Half of this album is comprised of lengthy tracks (above 8 minutes usually), and the rest of it is really short songs (the longest being just under 4 minutes, but most not even cracking the 3 minute mark). What you get are beastly slabs of music broken up by thoughtful interludes, where Dystopia Nå indulges in mostly ambient, piano-driven pieces. All in all, I’d say it makes for a nicely paced album; the metal is upfront, and the ambient is only around long enough to push onwards to the next big song. However, many of the shorter songs also include what can only be described as electronic sections, and they almost feel like they could be songs from a movie soundtrack. They are definitely much different from the long songs.

But, since the long songs make up the majority of the album’s run time, I’d like to focus on each one of them. Each big song feels like it is so different from the last in tone and sound. The first song is a driving, relentless passage, definitely drawing from death and even doom to get its sound. The next long song almost sounds like it wants to be sludge, although there are slower, softer sections as well, and even some clean vocals and synth-lead departures. The third long song, my personal favourite, is closest to the depressive black metal sound, and draws heavily from the post-metal elements that are now-standard within the genre. It also features some really great clean vocal sections give the song and the album an even greater range. The album closes out with the last two big pieces, the first one being almost entirely devoid of metal, the second one being the heaviest piece on the album. The first song is such a great song, but let’s not fool around here; aside from the end, it’s essentially a progressive rock song. It would fit better as a bittersweet ballad from Dream Theater or Haken. Hell, it even features a guitar solo, the only one on the album. The final song is beast, the longest song of the album, closing it out in the true epic finisher fashion. It touches every type of sound that has come before it, and really ties together the end.

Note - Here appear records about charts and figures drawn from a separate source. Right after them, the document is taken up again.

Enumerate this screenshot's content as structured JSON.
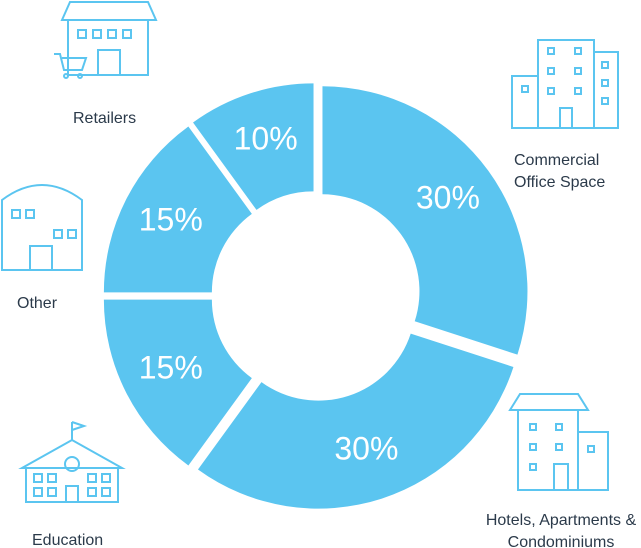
{
  "chart_data": {
    "type": "donut",
    "categories": [
      "Commercial Office Space",
      "Hotels, Apartments & Condominiums",
      "Education",
      "Other",
      "Retailers"
    ],
    "values": [
      30,
      30,
      15,
      15,
      10
    ],
    "value_labels": [
      "30%",
      "30%",
      "15%",
      "15%",
      "10%"
    ],
    "color": "#5bc5f0"
  }
}
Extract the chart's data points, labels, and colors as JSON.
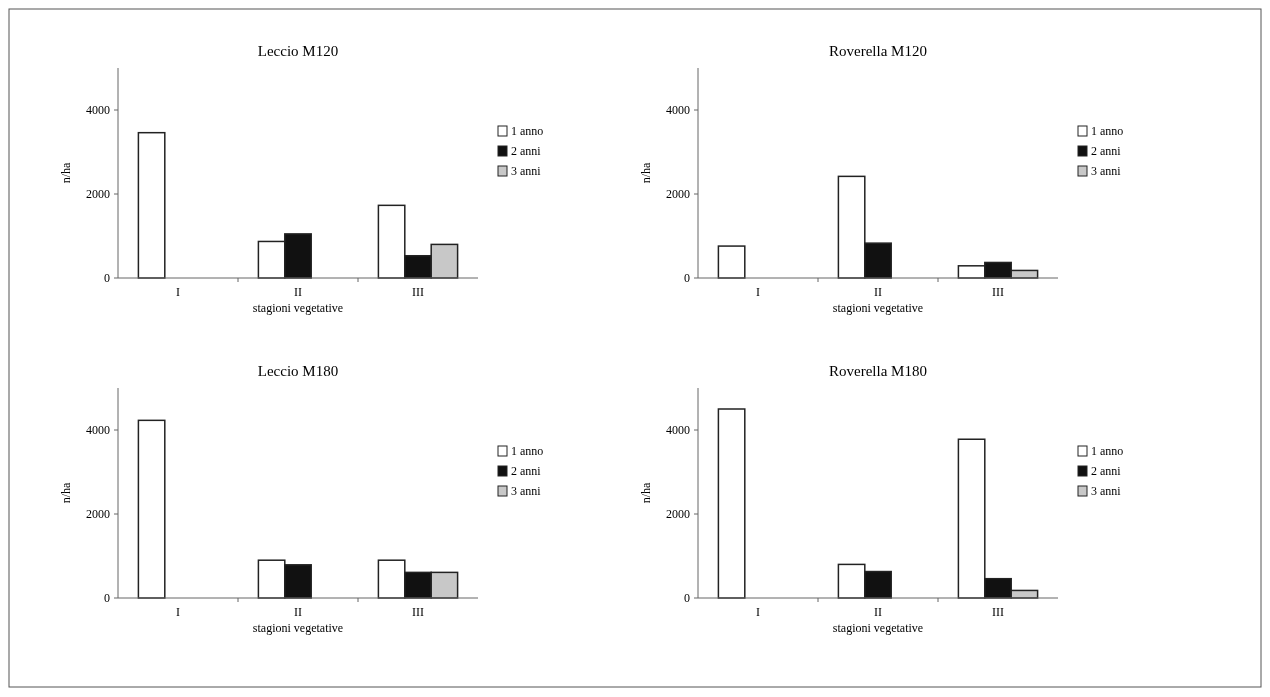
{
  "chart_data": [
    {
      "type": "bar",
      "title": "Leccio M120",
      "xlabel": "stagioni vegetative",
      "ylabel": "n/ha",
      "categories": [
        "I",
        "II",
        "III"
      ],
      "ylim": [
        0,
        5000
      ],
      "yticks": [
        0,
        2000,
        4000
      ],
      "legend": "right",
      "grid": false,
      "series": [
        {
          "name": "1 anno",
          "color": "#ffffff",
          "values": [
            3460,
            870,
            1730
          ]
        },
        {
          "name": "2 anni",
          "color": "#111111",
          "values": [
            null,
            1050,
            530
          ]
        },
        {
          "name": "3 anni",
          "color": "#c8c8c8",
          "values": [
            null,
            null,
            800
          ]
        }
      ]
    },
    {
      "type": "bar",
      "title": "Roverella M120",
      "xlabel": "stagioni vegetative",
      "ylabel": "n/ha",
      "categories": [
        "I",
        "II",
        "III"
      ],
      "ylim": [
        0,
        5000
      ],
      "yticks": [
        0,
        2000,
        4000
      ],
      "legend": "right",
      "grid": false,
      "series": [
        {
          "name": "1 anno",
          "color": "#ffffff",
          "values": [
            760,
            2420,
            290
          ]
        },
        {
          "name": "2 anni",
          "color": "#111111",
          "values": [
            null,
            830,
            370
          ]
        },
        {
          "name": "3 anni",
          "color": "#c8c8c8",
          "values": [
            null,
            null,
            180
          ]
        }
      ]
    },
    {
      "type": "bar",
      "title": "Leccio M180",
      "xlabel": "stagioni vegetative",
      "ylabel": "n/ha",
      "categories": [
        "I",
        "II",
        "III"
      ],
      "ylim": [
        0,
        5000
      ],
      "yticks": [
        0,
        2000,
        4000
      ],
      "legend": "right",
      "grid": false,
      "series": [
        {
          "name": "1 anno",
          "color": "#ffffff",
          "values": [
            4230,
            900,
            900
          ]
        },
        {
          "name": "2 anni",
          "color": "#111111",
          "values": [
            null,
            790,
            610
          ]
        },
        {
          "name": "3 anni",
          "color": "#c8c8c8",
          "values": [
            null,
            null,
            610
          ]
        }
      ]
    },
    {
      "type": "bar",
      "title": "Roverella M180",
      "xlabel": "stagioni vegetative",
      "ylabel": "n/ha",
      "categories": [
        "I",
        "II",
        "III"
      ],
      "ylim": [
        0,
        5000
      ],
      "yticks": [
        0,
        2000,
        4000
      ],
      "legend": "right",
      "grid": false,
      "series": [
        {
          "name": "1 anno",
          "color": "#ffffff",
          "values": [
            4500,
            800,
            3780
          ]
        },
        {
          "name": "2 anni",
          "color": "#111111",
          "values": [
            null,
            630,
            460
          ]
        },
        {
          "name": "3 anni",
          "color": "#c8c8c8",
          "values": [
            null,
            null,
            180
          ]
        }
      ]
    }
  ]
}
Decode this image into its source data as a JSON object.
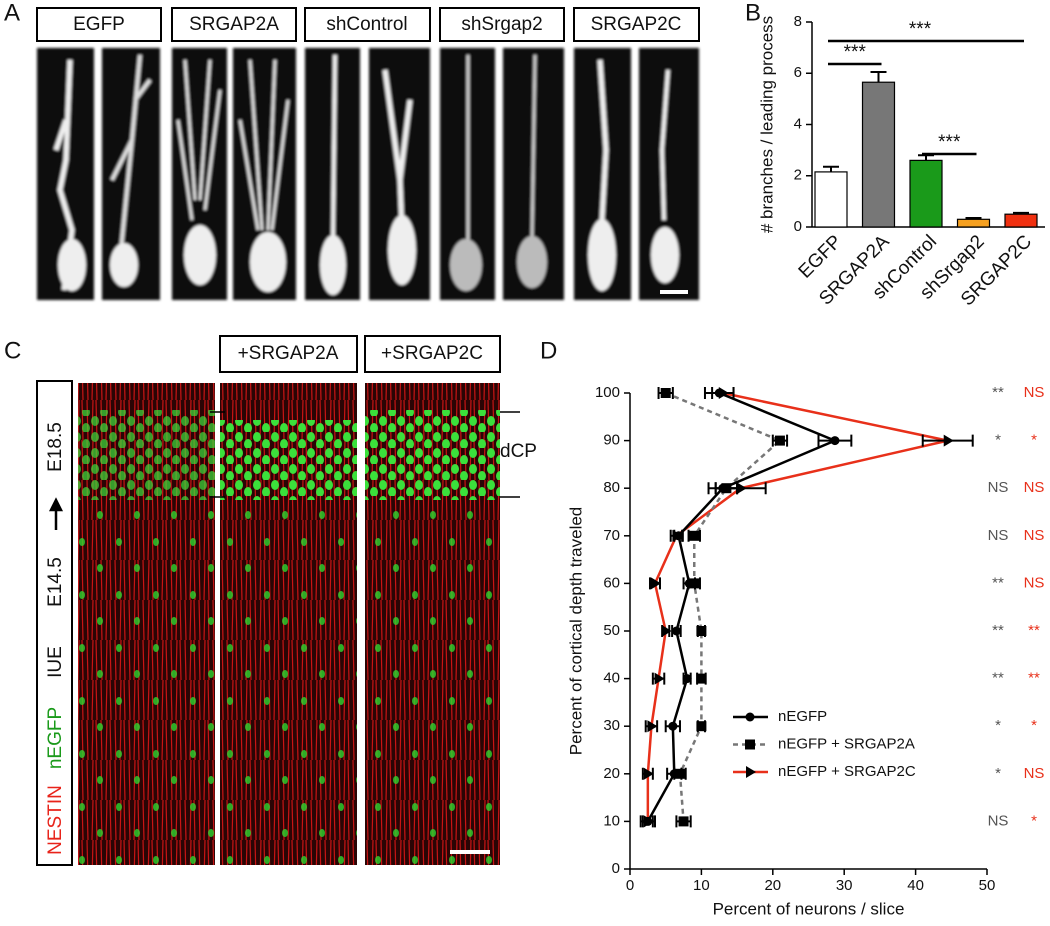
{
  "panels": [
    "A",
    "B",
    "C",
    "D"
  ],
  "panel_a": [
    "EGFP",
    "SRGAP2A",
    "shControl",
    "shSrgap2",
    "SRGAP2C"
  ],
  "panel_c": {
    "labels": [
      "+SRGAP2A",
      "+SRGAP2C"
    ],
    "side_labels": [
      "E18.5",
      "E14.5",
      "IUE",
      "nEGFP",
      "NESTIN"
    ],
    "region": "dCP"
  },
  "chart_data": [
    {
      "type": "bar",
      "ylabel": "# branches / leading process",
      "categories": [
        "EGFP",
        "SRGAP2A",
        "shControl",
        "shSrgap2",
        "SRGAP2C"
      ],
      "values": [
        2.15,
        5.65,
        2.6,
        0.3,
        0.5
      ],
      "errors": [
        0.2,
        0.4,
        0.2,
        0.05,
        0.05
      ],
      "colors": [
        "#ffffff",
        "#777777",
        "#1a9a1a",
        "#f5a020",
        "#f03010"
      ],
      "ylim": [
        0,
        8
      ],
      "yticks": [
        0,
        2,
        4,
        6,
        8
      ],
      "significance": [
        "***",
        "***",
        "***"
      ]
    },
    {
      "type": "line",
      "xlabel": "Percent of neurons / slice",
      "ylabel": "Percent of cortical depth traveled",
      "y": [
        100,
        90,
        80,
        70,
        60,
        50,
        40,
        30,
        20,
        10
      ],
      "series": [
        {
          "name": "nEGFP",
          "color": "#000000",
          "marker": "circle",
          "dashed": false,
          "values": [
            12.5,
            28.7,
            13,
            6.8,
            8.3,
            6.5,
            8,
            6,
            6.2,
            2.5
          ],
          "errors": [
            2,
            2.3,
            2,
            0.6,
            0.8,
            0.6,
            0.5,
            1,
            1,
            1
          ]
        },
        {
          "name": "nEGFP + SRGAP2A",
          "color": "#777777",
          "marker": "square",
          "dashed": true,
          "values": [
            5,
            21,
            13.5,
            9,
            9,
            10,
            10,
            10,
            7,
            7.5
          ],
          "errors": [
            1,
            1,
            1.5,
            0.8,
            0.8,
            0.5,
            0.6,
            0.5,
            0.8,
            1
          ]
        },
        {
          "name": "nEGFP + SRGAP2C",
          "color": "#e8301a",
          "marker": "triangle",
          "dashed": false,
          "values": [
            13,
            44.5,
            15.5,
            6.5,
            3.5,
            5,
            4,
            3,
            2.5,
            2.5
          ],
          "errors": [
            1.5,
            3.5,
            3.5,
            0.8,
            0.7,
            0.5,
            0.8,
            0.8,
            0.7,
            0.7
          ]
        }
      ],
      "xlim": [
        0,
        50
      ],
      "xticks": [
        0,
        10,
        20,
        30,
        40,
        50
      ],
      "ylim": [
        0,
        100
      ],
      "yticks": [
        0,
        10,
        20,
        30,
        40,
        50,
        60,
        70,
        80,
        90,
        100
      ],
      "significance": [
        [
          "**",
          "*",
          "NS",
          "NS",
          "**",
          "**",
          "**",
          "*",
          "*",
          "NS"
        ],
        [
          "NS",
          "*",
          "NS",
          "NS",
          "NS",
          "**",
          "**",
          "*",
          "NS",
          "*"
        ]
      ],
      "significance_colors": [
        "#555555",
        "#e8301a"
      ]
    }
  ]
}
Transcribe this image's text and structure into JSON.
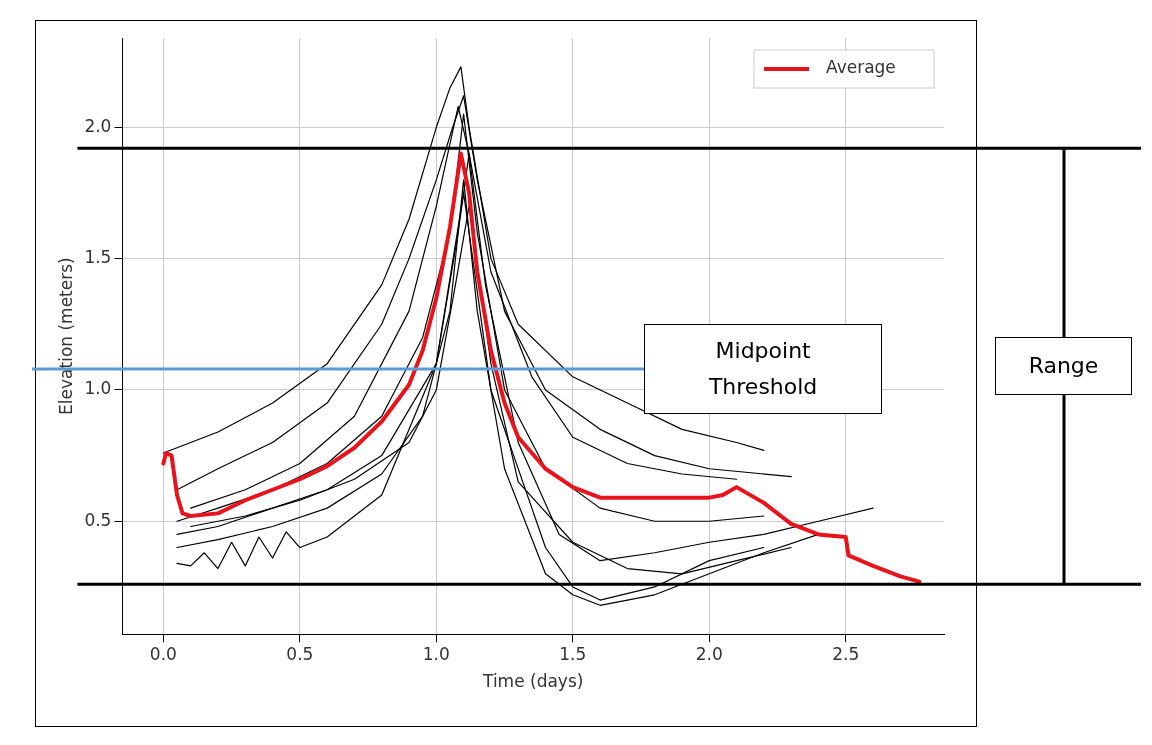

Overall, this is a strong album. There is a lot to like here, even if you don’t enjoy all of it. Dystopia Nå covers lots of different styles and sounds with Dweller on the Threshold, showing off lots of musicianship. However, because of its very wide range of sounds, I feel like there isn’t something to cling to; I’m left a little lost on what to call this album, as I’m sure many people will be. To me, I feel like I’m listened to an album as progressive as Disillusion’s Back to Times of Splendor or Ana Kefr’s The Burial Tree (II). Unlike these bands, which draw heavily on death metal, Dystopia Nå uses black metal, post-rock, and ambient to develop their sound. It’s definitely an interesting album that deserves a few good listens.